RCMP in Manitoba are urging holiday shoppers to be aware of fake goods, particularly Jets jerseys, which are one of the hottest items for shoppers and counterfeiters alike.
RCMP have confiscated more than 350 of the knock-off jerseys in just the past two months. The jerseys are among the more than $1 million worth of counterfeit goods the Mounties have seized in the last year in Manitoba.
Other popular products include electronics, jewelry, designer apparel, perfume, satellite equipment, bicycle helmets, light fixtures, automobile parts, circuit breakers, shampoo, batteries, and even fake Viagra pills — all of which can pose serious hazards for consumers.
"You don’t know where it's being made if it’s not a legitimate manufacturer of the item," said Cpl. John Montgomery with the RCMP Federal Enforcement Section.
"And really, you dont know what it's made of. They're making a counterfeit product, so they're not held to any manufacturing standard."

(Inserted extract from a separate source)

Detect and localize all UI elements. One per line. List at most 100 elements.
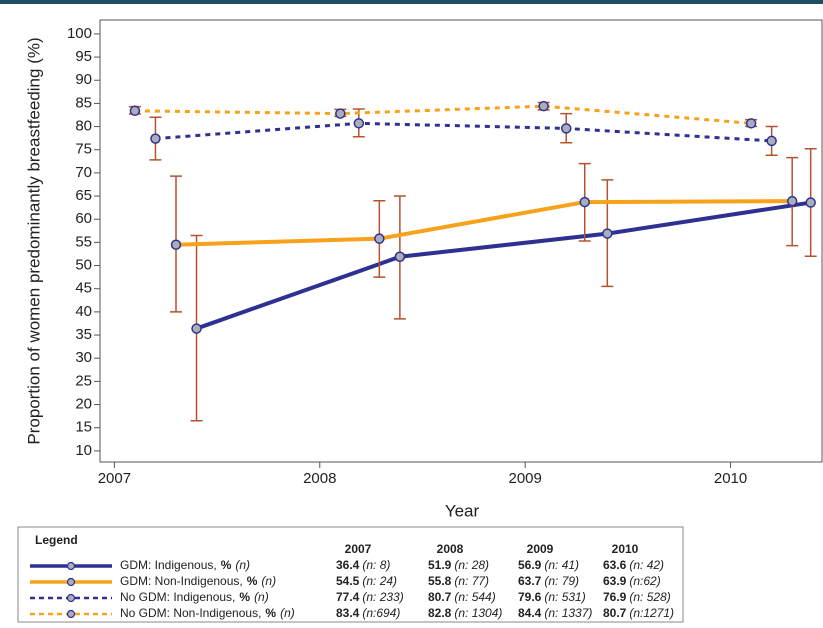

The RCMP in Winnipeg on Tuesday held its second annual counterfeit goods open house to display some of the items. Since 2009, they have siezed more than $56 million worth of counterfeit goods in Canada.
In addition to the risks of buying and using substandard products, there is an economic impact as well.
"These knockoff items represent a direct loss to Canadian workers, manufacturers, and retail distributors," said RCMP spokesman Cpl. Miles Hiebert.
Sending up red flags
Tips and indicators to help consumers detect counterfeit products:
- If the price is too good to be true, it’s likely fake.
- Compare prices.
- Be wary of shopping online; do your due diligence on the company you are dealing with and ask questions on the return policy.
- If shopping online, be aware that the item(s) shown in a picture may be genuine, but what you see may not be what you receive.
- You pay for what you get. High-end items, particularly in women’s fashion, should reflect the designer quality.
- Counterfeit items often have substandard material craftsmanship.
- Watch for packaging. Often the packaging has been tampered with and products normally sold in packages are being sold individually.
- If you note spelling mistakes on the product or packaging, it’s likely counterfeit.